The alarm panel was on the wall. It was a recent installation. It was showing the time of day and a steady green light.

It was disarmed.

Reacher said, “Let’s get what we came for.”

He led the way back to the smallest bedroom, which was all kitted out with matching units, shelves above, cabinets below, and chests of drawers, and a desk, all in blond maple veneer, and a computer and a telephone and a fax machine and a printer. Investments, Reacher supposed, for a new career. We have offices everywhere. The Scandinavian look was calming. The room was tidy. There was no clutter.

There was no paper.

No legal pads, no notebooks, no scratch pads, no memo blocks, no loose leaves.

Reacher stood still.

He said, “This guy was a cop and a federal agent. He spent hours on the phone. On hold, and waiting, and talking. Did anyone ever do that without a pen and a pad of paper? For notes and doodling and passing the time? That’s an unbreakable habit, surely.”

“What do you mean?”

“I mean this is bullshit.” He ducked away, to the cabinets below the shelves. He opened one after the other. The first held spare toner cartridges for the printer. The second held spare toner cartridges for the fax machine.

The third held spare legal pads.

And right next to them were spare spiral-bound notebooks, still shrink-wrapped in packs of five, and right behind them were spare memo blocks, solid cubes of crisp virgin paper, three and a half inches on a side.

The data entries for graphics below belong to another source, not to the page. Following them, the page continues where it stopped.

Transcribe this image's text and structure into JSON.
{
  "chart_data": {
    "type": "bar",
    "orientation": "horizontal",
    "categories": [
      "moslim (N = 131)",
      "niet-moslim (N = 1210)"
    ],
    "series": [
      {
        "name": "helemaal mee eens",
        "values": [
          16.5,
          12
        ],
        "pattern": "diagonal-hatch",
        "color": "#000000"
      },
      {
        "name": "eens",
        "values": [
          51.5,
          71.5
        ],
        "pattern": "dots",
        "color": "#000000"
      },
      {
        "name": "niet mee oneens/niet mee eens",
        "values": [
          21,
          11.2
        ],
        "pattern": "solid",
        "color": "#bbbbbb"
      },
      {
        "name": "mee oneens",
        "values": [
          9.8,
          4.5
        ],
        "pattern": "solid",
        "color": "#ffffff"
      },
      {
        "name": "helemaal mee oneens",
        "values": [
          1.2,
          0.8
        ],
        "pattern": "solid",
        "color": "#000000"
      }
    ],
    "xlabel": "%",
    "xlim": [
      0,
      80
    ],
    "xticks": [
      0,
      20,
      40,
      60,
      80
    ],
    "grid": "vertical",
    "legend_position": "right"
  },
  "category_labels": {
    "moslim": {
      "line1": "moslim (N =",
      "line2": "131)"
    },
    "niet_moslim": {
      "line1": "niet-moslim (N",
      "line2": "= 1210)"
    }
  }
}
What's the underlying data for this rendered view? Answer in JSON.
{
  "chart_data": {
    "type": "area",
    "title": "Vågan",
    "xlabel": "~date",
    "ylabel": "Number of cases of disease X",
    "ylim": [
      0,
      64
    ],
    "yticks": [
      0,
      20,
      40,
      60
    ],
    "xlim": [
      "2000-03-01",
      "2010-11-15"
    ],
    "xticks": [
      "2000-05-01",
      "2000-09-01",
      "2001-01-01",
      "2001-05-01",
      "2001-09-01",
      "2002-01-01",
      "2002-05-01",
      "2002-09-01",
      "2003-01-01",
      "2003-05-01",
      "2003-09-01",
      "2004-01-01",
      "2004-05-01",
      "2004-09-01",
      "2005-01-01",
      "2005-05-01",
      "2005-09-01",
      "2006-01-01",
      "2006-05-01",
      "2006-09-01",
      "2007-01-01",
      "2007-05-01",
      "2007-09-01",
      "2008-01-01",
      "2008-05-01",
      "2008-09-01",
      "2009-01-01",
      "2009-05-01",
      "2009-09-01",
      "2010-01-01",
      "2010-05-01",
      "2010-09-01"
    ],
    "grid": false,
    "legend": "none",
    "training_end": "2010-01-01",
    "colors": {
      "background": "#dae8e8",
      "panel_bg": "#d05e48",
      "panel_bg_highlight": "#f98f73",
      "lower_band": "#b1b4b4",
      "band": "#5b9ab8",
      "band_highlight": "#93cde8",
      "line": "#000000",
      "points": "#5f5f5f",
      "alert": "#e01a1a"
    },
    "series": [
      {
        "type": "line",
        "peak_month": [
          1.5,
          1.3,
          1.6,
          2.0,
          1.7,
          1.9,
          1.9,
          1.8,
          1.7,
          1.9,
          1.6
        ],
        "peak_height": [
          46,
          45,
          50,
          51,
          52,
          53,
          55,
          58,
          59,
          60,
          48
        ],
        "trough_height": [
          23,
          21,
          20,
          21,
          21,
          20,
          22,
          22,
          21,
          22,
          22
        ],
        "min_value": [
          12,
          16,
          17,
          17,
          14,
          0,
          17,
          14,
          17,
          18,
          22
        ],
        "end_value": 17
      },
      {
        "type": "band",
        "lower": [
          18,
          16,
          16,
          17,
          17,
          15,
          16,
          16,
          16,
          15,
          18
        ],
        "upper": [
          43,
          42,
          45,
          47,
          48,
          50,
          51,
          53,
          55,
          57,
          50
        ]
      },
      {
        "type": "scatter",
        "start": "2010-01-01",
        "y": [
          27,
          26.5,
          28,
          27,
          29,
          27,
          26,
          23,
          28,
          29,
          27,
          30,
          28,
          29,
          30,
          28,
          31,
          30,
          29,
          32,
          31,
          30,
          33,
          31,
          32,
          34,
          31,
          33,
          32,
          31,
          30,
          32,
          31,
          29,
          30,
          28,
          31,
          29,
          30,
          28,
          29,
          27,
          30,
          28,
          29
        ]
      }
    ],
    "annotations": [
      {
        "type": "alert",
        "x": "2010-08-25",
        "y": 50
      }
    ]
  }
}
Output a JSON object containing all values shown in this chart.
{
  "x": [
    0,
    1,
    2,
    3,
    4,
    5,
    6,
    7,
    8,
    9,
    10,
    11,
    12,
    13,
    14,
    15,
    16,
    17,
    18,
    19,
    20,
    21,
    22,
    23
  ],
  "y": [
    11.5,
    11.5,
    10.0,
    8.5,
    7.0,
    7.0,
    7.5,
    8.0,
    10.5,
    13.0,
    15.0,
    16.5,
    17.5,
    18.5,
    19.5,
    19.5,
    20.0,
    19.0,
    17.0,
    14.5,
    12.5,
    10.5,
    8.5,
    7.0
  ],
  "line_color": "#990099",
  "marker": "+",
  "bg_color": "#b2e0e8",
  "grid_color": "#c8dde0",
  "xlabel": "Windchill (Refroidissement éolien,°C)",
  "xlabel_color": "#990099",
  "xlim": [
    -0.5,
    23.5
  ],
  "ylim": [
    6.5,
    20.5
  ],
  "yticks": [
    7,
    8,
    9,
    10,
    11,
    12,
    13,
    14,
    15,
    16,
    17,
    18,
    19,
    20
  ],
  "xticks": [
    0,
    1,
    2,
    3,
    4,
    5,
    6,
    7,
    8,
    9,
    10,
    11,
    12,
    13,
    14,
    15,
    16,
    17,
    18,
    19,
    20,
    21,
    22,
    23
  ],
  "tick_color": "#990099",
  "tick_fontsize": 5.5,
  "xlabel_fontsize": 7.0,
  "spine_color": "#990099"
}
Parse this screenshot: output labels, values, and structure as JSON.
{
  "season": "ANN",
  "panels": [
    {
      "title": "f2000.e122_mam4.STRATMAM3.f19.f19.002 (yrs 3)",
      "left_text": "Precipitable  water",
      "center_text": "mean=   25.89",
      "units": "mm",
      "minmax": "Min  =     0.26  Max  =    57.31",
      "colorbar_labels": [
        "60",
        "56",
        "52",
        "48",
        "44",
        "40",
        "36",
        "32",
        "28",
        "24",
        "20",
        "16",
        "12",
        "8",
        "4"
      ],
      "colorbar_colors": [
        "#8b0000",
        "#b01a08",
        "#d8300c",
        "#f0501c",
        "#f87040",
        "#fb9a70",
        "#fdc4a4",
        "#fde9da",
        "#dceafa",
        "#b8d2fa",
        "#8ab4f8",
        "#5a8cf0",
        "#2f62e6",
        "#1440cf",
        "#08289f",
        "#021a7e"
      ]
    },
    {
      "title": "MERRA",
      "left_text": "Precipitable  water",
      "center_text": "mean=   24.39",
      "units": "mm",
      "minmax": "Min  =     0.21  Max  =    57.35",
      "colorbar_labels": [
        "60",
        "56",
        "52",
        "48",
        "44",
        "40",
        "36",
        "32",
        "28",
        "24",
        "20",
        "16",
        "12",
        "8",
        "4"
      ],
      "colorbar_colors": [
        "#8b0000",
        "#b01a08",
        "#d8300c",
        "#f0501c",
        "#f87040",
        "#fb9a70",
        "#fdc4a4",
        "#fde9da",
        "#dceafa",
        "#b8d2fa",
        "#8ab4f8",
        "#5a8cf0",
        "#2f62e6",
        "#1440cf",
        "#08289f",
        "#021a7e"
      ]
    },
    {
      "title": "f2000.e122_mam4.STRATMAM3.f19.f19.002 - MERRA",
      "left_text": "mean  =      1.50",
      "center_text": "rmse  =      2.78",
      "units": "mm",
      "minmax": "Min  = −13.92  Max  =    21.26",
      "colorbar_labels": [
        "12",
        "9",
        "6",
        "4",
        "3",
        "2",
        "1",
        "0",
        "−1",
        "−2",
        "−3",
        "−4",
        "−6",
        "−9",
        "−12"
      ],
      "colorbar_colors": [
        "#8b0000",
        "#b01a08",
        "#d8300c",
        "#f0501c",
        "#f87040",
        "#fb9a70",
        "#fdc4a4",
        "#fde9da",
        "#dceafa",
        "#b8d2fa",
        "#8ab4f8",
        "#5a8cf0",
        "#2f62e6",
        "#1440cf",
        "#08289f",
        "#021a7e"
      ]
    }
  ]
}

“I’m sorry,” Reacher said.

“For what?”

“This doesn’t look too good anymore. This is a guy who uses a lot of paper. So much so he buys it in the economy size. I bet that desk was covered with paper. We could have pieced this whole thing together. But someone got here ahead of us. On the same mission. So now it’s all gone.”

“Who?”

“The how tells us who, I’m afraid. Keever is a prisoner. That’s the only way this thing can work. They found notes in his jacket pocket, maybe torn out from a legal pad, and in one pants pocket they found his wallet, with his driver’s license, which told them his address, which they assumed was where the rest of the legal pad was, maybe with more notes on it, and in the other pants pocket they found his house keys, which meant they could walk right in, even to the extent of these new alarms maybe having a thing you wave near the panel, to turn it off. A remote fob, on the keychain. A transponder. Which would be a mercy, I guess. It would mean they didn’t have to beat the code out of him.”

Chang said, “That’s very blunt.”

“I can’t explain it any other way.”

“It doesn’t tell me who.”

“Mother’s Rest,” Reacher said. “That’s his last known location.”

They went through Keever’s house room by room, in case something had been missed. The mud room held nothing of interest. The kitchen was a plain space, not much used. There was mismatched silverware, and odds and ends of canned food, presumably bought with temporary enthusiasm, but never eaten. There was nothing hidden, unless it had been walled up and artfully painted over with a finish exactly resembling twenty-year-old latex base coat, complete with grease and grime.

The living room and the dining nook were the same. Searching was easy. The guy wasn’t exactly camping out, but it was clear he had started over without much stuff, and hadn’t added a great deal along the way. The guest room with beds looked like it had been set up for his children. Visitation rights. Every other weekend, maybe. Whatever the lawyers had agreed. But Reacher felt the room had never been used.

The master suite smelled slightly sour. There was a bed with a single night table. There was a chest of drawers and a wooden apparatus that had a hanger for a jacket, and trays for watches and coins and wallets. Like in a fancy hotel. The bathroom smelled humid, and the towels were a mess.